Хоть бы родители не увидели! Их примерная дочь, образец для подражания теперь как произведение искусств в музее, на которое можно смотреть сколько вздумается. А если представить, что подписи под фото оставила именно я… мама дорогая!
Порыв ветра сквозняком открывает дверь, и до меня доносится настойчивый стук с первого этажа. Замираю. Кто мог прийти в такое время? Одиннадцать вечера на часах.
Может, родителям удалось добраться до дома?
Срываюсь с места и, стирая со щек следы успевших выступить слез, спускаюсь вниз. Бросаю беглый взгляд на себя в зеркало. Глаза немного красные, но в целом не должны заметить.
Подхожу к двери и вздрагиваю, потому что по ней еще несколько раз с силой ударяют. Ключи что ли потеряли?
Щелкнув замком, распахиваю дверь. Первый порыв – захлопнуть обратно. Что я и делаю, потому что на пороге оказывается незнакомый мужчина, ростом на полторы головы выше меня. Но испугал меня не его рост. Взгляд карих глаз, довольно жесткий и суровый. Понадобилась секунда, чтобы меня пробрало от него до самых костей. Вот только дверь мужчина ловит на лету и, надавив на нее, заставляет меня отодвинуться. Делает шаг на порог.
Боже… У нас и брать-то нечего, если это вор.
– А ты гостеприимная, Маша, – вдруг произносит он без тени улыбки, заставляя меня слегла ослабить давление на дверную ручку и нахмуриться.
– Извините, а Вы кто?
Первый испуг проходит. Если ему знакомо мое имя, значит, я должна знать этого человека. Вот только такого мужчину я вряд ли бы забыла. Всматриваюсь в лицо, внезапно начинающее казаться очень смутно знакомым, но вспомнить, где я его видела, не получается.

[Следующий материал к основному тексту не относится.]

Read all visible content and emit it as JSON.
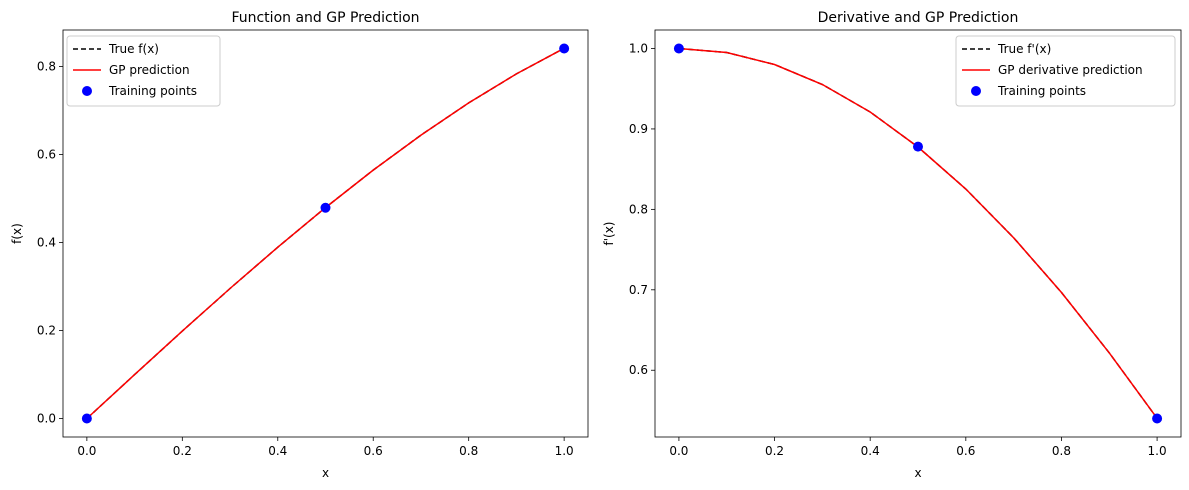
{
  "chart_data": [
    {
      "type": "line",
      "title": "Function and GP Prediction",
      "xlabel": "x",
      "ylabel": "f(x)",
      "xlim": [
        -0.05,
        1.05
      ],
      "ylim": [
        -0.042,
        0.883
      ],
      "xticks": [
        0.0,
        0.2,
        0.4,
        0.6,
        0.8,
        1.0
      ],
      "xtick_labels": [
        "0.0",
        "0.2",
        "0.4",
        "0.6",
        "0.8",
        "1.0"
      ],
      "yticks": [
        0.0,
        0.2,
        0.4,
        0.6,
        0.8
      ],
      "ytick_labels": [
        "0.0",
        "0.2",
        "0.4",
        "0.6",
        "0.8"
      ],
      "grid": false,
      "legend_position": "top-left",
      "series": [
        {
          "name": "True f(x)",
          "kind": "line",
          "style": "dashed",
          "color": "#000000",
          "x": [
            0,
            0.1,
            0.2,
            0.3,
            0.4,
            0.5,
            0.6,
            0.7,
            0.8,
            0.9,
            1.0
          ],
          "y": [
            0,
            0.0998,
            0.1987,
            0.2955,
            0.3894,
            0.4794,
            0.5646,
            0.6442,
            0.7174,
            0.7833,
            0.8415
          ]
        },
        {
          "name": "GP prediction",
          "kind": "line",
          "style": "solid",
          "color": "#ff0000",
          "x": [
            0,
            0.1,
            0.2,
            0.3,
            0.4,
            0.5,
            0.6,
            0.7,
            0.8,
            0.9,
            1.0
          ],
          "y": [
            0,
            0.0998,
            0.1987,
            0.2955,
            0.3894,
            0.4794,
            0.5646,
            0.6442,
            0.7174,
            0.7833,
            0.8415
          ]
        },
        {
          "name": "Training points",
          "kind": "scatter",
          "color": "#0000ff",
          "x": [
            0.0,
            0.5,
            1.0
          ],
          "y": [
            0.0,
            0.479,
            0.841
          ]
        }
      ]
    },
    {
      "type": "line",
      "title": "Derivative and GP Prediction",
      "xlabel": "x",
      "ylabel": "f'(x)",
      "xlim": [
        -0.05,
        1.05
      ],
      "ylim": [
        0.517,
        1.023
      ],
      "xticks": [
        0.0,
        0.2,
        0.4,
        0.6,
        0.8,
        1.0
      ],
      "xtick_labels": [
        "0.0",
        "0.2",
        "0.4",
        "0.6",
        "0.8",
        "1.0"
      ],
      "yticks": [
        0.6,
        0.7,
        0.8,
        0.9,
        1.0
      ],
      "ytick_labels": [
        "0.6",
        "0.7",
        "0.8",
        "0.9",
        "1.0"
      ],
      "grid": false,
      "legend_position": "top-right",
      "series": [
        {
          "name": "True f'(x)",
          "kind": "line",
          "style": "dashed",
          "color": "#000000",
          "x": [
            0,
            0.1,
            0.2,
            0.3,
            0.4,
            0.5,
            0.6,
            0.7,
            0.8,
            0.9,
            1.0
          ],
          "y": [
            1.0,
            0.995,
            0.9801,
            0.9553,
            0.9211,
            0.8776,
            0.8253,
            0.7648,
            0.6967,
            0.6216,
            0.5403
          ]
        },
        {
          "name": "GP derivative prediction",
          "kind": "line",
          "style": "solid",
          "color": "#ff0000",
          "x": [
            0,
            0.1,
            0.2,
            0.3,
            0.4,
            0.5,
            0.6,
            0.7,
            0.8,
            0.9,
            1.0
          ],
          "y": [
            1.0,
            0.995,
            0.9801,
            0.9553,
            0.9211,
            0.8776,
            0.8253,
            0.7648,
            0.6967,
            0.6216,
            0.5403
          ]
        },
        {
          "name": "Training points",
          "kind": "scatter",
          "color": "#0000ff",
          "x": [
            0.0,
            0.5,
            1.0
          ],
          "y": [
            1.0,
            0.878,
            0.54
          ]
        }
      ]
    }
  ]
}
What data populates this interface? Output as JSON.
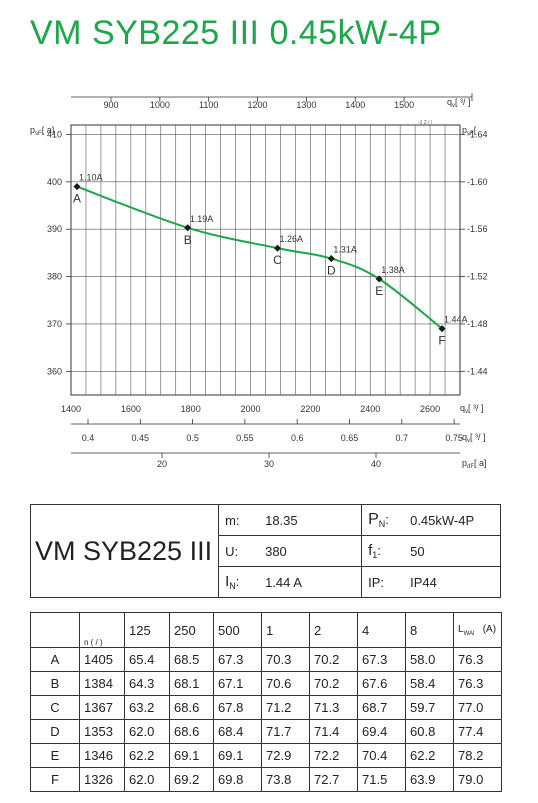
{
  "title": "VM SYB225 III 0.45kW-4P",
  "chart_data": {
    "type": "line",
    "title": "VM SYB225 III 0.45kW-4P",
    "left_axis_label": "p",
    "left_axis_label_sub": "sF",
    "left_axis_label_unit": "[   a]",
    "right_axis_label": "p",
    "right_axis_label_sub": "sF",
    "right_axis_label_unit": "[",
    "left_ylim": [
      355,
      412
    ],
    "left_ticks": [
      "410",
      "400",
      "390",
      "380",
      "370",
      "360"
    ],
    "right_ticks": [
      "1.64",
      "1.60",
      "1.56",
      "1.52",
      "1.48",
      "1.44"
    ],
    "right_tick_prefix": "-",
    "top_axis_label": "q",
    "top_axis_label_sub": "v",
    "top_axis_label_unit": "[   ³/       ]",
    "top_axis_extra": "-1 2  /    /",
    "top_ticks": [
      "900",
      "1000",
      "1100",
      "1200",
      "1300",
      "1400",
      "1500"
    ],
    "bottom_axis_label": "q",
    "bottom_axis_label_sub": "v",
    "bottom_axis_label_unit": "[   ³/   ]",
    "bottom_ticks": [
      "1400",
      "1600",
      "1800",
      "2000",
      "2200",
      "2400",
      "2600"
    ],
    "xlim": [
      1400,
      2700
    ],
    "second_axis_label": "q",
    "second_axis_label_sub": "v",
    "second_axis_label_unit": "[   ³/   ]",
    "second_ticks": [
      "0.4",
      "0.45",
      "0.5",
      "0.55",
      "0.6",
      "0.65",
      "0.7",
      "0.75"
    ],
    "third_axis_label": "p",
    "third_axis_label_sub": "dF",
    "third_axis_label_unit": "[   a]",
    "third_ticks": [
      "20",
      "30",
      "40"
    ],
    "series": [
      {
        "points": [
          {
            "x": 1420,
            "y": 399.0,
            "label": "A",
            "current": "1.10A"
          },
          {
            "x": 1790,
            "y": 390.3,
            "label": "B",
            "current": "1.19A"
          },
          {
            "x": 2090,
            "y": 386.0,
            "label": "C",
            "current": "1.26A"
          },
          {
            "x": 2270,
            "y": 383.8,
            "label": "D",
            "current": "1.31A"
          },
          {
            "x": 2430,
            "y": 379.5,
            "label": "E",
            "current": "1.38A"
          },
          {
            "x": 2640,
            "y": 369.0,
            "label": "F",
            "current": "1.44A"
          }
        ]
      }
    ],
    "line_color": "#1ba84a",
    "grid": true
  },
  "specs": {
    "model": "VM SYB225 III",
    "m_label": "m:",
    "m_value": "18.35",
    "pn_label": "P",
    "pn_sub": "N",
    "pn_colon": ":",
    "pn_value": "0.45kW-4P",
    "u_label": "U:",
    "u_value": "380",
    "f_label": "f",
    "f_sub": "1",
    "f_colon": ":",
    "f_value": "50",
    "in_label": "I",
    "in_sub": "N",
    "in_colon": ":",
    "in_value": "1.44  A",
    "ip_label": "IP:",
    "ip_value": "IP44"
  },
  "noise_table": {
    "corner_label": "n (  /  )",
    "headers": [
      "125",
      "250",
      "500",
      "1",
      "2",
      "4",
      "8"
    ],
    "lwa_label": "L",
    "lwa_sub": "WAl",
    "lwa_unit": "(A)",
    "rows": [
      {
        "label": "A",
        "n": "1405",
        "values": [
          "65.4",
          "68.5",
          "67.3",
          "70.3",
          "70.2",
          "67.3",
          "58.0"
        ],
        "lwa": "76.3"
      },
      {
        "label": "B",
        "n": "1384",
        "values": [
          "64.3",
          "68.1",
          "67.1",
          "70.6",
          "70.2",
          "67.6",
          "58.4"
        ],
        "lwa": "76.3"
      },
      {
        "label": "C",
        "n": "1367",
        "values": [
          "63.2",
          "68.6",
          "67.8",
          "71.2",
          "71.3",
          "68.7",
          "59.7"
        ],
        "lwa": "77.0"
      },
      {
        "label": "D",
        "n": "1353",
        "values": [
          "62.0",
          "68.6",
          "68.4",
          "71.7",
          "71.4",
          "69.4",
          "60.8"
        ],
        "lwa": "77.4"
      },
      {
        "label": "E",
        "n": "1346",
        "values": [
          "62.2",
          "69.1",
          "69.1",
          "72.9",
          "72.2",
          "70.4",
          "62.2"
        ],
        "lwa": "78.2"
      },
      {
        "label": "F",
        "n": "1326",
        "values": [
          "62.0",
          "69.2",
          "69.8",
          "73.8",
          "72.7",
          "71.5",
          "63.9"
        ],
        "lwa": "79.0"
      }
    ]
  }
}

Высокий лоб, мужественный подбородок, черная щетина, по которой обильными дорожками стекают капли дождя, четко очерченные губы и взгляд… Будто смотрит не на меня, а прямо мне в голову. Внутри начинает вопить сирена, предупреждая об опасности, потому что среди наших знакомых я этого человека не припоминаю. Таких мужчин не забывают, даже если постараться. У него слишком многоговорящая внешность, чтобы просто стереться из памяти.
– А отец тебя не предупреждал о моем приезде?

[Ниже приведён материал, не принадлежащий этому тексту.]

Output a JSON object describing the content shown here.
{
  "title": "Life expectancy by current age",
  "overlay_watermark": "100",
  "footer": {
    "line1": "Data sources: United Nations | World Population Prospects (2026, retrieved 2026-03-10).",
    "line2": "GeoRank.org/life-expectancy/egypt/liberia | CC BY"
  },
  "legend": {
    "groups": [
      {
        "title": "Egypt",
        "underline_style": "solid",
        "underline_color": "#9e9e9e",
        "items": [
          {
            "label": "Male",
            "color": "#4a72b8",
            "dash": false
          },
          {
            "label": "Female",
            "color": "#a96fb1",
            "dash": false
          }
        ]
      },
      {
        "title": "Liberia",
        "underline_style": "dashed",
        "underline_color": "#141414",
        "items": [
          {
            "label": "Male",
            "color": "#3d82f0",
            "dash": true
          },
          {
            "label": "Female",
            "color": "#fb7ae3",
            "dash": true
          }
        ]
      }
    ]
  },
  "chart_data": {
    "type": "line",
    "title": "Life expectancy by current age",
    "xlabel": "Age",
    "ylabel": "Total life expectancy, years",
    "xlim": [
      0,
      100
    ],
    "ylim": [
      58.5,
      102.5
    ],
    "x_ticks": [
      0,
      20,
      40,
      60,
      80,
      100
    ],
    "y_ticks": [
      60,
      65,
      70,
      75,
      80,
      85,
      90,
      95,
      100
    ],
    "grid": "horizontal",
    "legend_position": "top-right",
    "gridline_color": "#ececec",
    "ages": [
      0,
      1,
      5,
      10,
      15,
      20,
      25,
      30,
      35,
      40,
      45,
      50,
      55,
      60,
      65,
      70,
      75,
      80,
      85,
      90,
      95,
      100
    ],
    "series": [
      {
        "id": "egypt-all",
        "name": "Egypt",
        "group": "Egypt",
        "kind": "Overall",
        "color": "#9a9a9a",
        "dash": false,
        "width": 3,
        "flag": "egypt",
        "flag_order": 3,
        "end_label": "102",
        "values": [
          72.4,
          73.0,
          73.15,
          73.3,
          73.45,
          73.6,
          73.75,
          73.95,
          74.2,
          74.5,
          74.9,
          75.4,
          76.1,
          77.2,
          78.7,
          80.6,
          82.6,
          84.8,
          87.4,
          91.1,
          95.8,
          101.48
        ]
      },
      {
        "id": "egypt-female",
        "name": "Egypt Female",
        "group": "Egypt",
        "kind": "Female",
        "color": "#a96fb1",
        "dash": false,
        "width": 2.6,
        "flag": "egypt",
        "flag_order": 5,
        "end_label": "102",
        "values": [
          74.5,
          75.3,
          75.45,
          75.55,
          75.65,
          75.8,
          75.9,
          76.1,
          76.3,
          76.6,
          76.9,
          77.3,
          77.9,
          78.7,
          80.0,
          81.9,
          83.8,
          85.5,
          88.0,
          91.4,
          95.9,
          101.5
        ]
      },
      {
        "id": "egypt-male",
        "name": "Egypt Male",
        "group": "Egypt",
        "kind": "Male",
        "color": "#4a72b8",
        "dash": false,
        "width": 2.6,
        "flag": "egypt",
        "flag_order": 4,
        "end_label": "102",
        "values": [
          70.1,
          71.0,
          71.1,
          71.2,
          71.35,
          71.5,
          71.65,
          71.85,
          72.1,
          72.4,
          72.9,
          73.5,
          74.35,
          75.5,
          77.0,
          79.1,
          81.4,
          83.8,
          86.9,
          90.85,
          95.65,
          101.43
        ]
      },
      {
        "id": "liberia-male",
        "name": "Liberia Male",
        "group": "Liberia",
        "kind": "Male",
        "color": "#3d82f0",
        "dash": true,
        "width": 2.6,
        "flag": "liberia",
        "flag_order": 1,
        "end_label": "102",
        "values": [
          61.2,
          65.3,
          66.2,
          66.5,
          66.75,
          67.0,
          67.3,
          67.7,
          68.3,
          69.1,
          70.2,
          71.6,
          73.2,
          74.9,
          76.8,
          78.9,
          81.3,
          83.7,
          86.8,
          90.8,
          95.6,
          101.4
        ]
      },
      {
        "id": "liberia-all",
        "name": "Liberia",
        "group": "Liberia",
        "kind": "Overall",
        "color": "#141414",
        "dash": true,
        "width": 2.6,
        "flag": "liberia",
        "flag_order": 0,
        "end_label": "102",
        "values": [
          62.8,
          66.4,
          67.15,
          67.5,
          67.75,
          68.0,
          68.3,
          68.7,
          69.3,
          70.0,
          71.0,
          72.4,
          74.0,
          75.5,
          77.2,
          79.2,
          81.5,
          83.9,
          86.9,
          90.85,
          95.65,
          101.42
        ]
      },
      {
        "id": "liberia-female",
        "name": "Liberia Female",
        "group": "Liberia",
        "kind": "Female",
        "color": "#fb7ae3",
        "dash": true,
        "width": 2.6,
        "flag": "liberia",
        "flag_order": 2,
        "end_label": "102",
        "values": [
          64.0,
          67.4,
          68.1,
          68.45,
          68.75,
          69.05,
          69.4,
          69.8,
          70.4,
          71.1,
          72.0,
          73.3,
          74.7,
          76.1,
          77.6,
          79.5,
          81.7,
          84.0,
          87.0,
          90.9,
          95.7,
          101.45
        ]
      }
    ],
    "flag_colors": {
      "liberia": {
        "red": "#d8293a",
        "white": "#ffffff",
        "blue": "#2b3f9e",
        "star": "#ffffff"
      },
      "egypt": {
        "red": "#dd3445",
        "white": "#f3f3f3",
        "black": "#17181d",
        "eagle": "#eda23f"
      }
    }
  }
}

Предупреждал? Отец? Ох, чееерт!
– Дамир Маратович? – вырывается у меня прежде, чем догадка звонко хлопает меня по ушам.
Какой кошмар! Из-за этих фотографий я совершенно забыла о просьбе отца встретить его близкого знакомого, который как раз сегодня должен был приехать.

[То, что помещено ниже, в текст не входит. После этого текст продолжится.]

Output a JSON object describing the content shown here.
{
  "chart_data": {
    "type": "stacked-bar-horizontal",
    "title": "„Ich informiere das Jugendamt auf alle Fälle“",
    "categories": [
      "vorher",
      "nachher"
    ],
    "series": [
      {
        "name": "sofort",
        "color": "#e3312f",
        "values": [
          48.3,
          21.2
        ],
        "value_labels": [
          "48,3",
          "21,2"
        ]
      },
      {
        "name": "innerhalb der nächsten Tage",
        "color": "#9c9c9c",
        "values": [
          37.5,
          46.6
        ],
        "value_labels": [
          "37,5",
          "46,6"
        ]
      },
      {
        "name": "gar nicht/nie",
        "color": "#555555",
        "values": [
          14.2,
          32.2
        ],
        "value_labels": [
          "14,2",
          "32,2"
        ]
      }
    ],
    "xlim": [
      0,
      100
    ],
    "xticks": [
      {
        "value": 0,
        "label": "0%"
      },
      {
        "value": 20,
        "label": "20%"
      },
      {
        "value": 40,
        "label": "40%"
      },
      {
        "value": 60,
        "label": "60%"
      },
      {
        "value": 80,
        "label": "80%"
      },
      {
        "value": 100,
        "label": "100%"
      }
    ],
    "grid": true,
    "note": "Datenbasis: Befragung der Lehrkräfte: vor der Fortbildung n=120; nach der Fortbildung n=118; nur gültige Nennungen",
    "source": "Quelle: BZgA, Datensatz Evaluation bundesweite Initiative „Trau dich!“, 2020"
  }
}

– Все же предупредил, – хмыкает мужчина. – Войти позволишь или будешь еще раз дверью в лоб целиться?
Щеки густо краснеют, и я тут же отступаю в сторону. На пол опускается черная спортивная сумка, а следом за ней в коридоре оказывается и гость. Не сказать, что он представляет из себя груду перекаченных мышц, но пространство как будто физически уменьшилось, стоило ему оказаться внутри.
Перевожу взгляд на стену, где среди других семейных фотографий есть снимок папы с Дамиром Маратовичем. Там он лет на десять младше и почти не похож на себя. Отец часто рассказывает о нем, ведь этот человек регулярно помогает нам материально, но последних его фото я не видела. Да и вообще знаю о нем только то, что он служит в полиции и что отец к нему питает самые теплые чувства благодаря их общему прошлому.
– Извините, пожалуйста, я немного закрутилась и забыла о вашем приезде. Вы разувайтесь, проходите. Только вот родителей нет.
– Знаю, – проведя широкой ладонью по своим коротким волосам вперед, струшивая воду, гость снимает черные спортивные туфли. – Иван звонил мне, сказал, что они застряли в мотеле.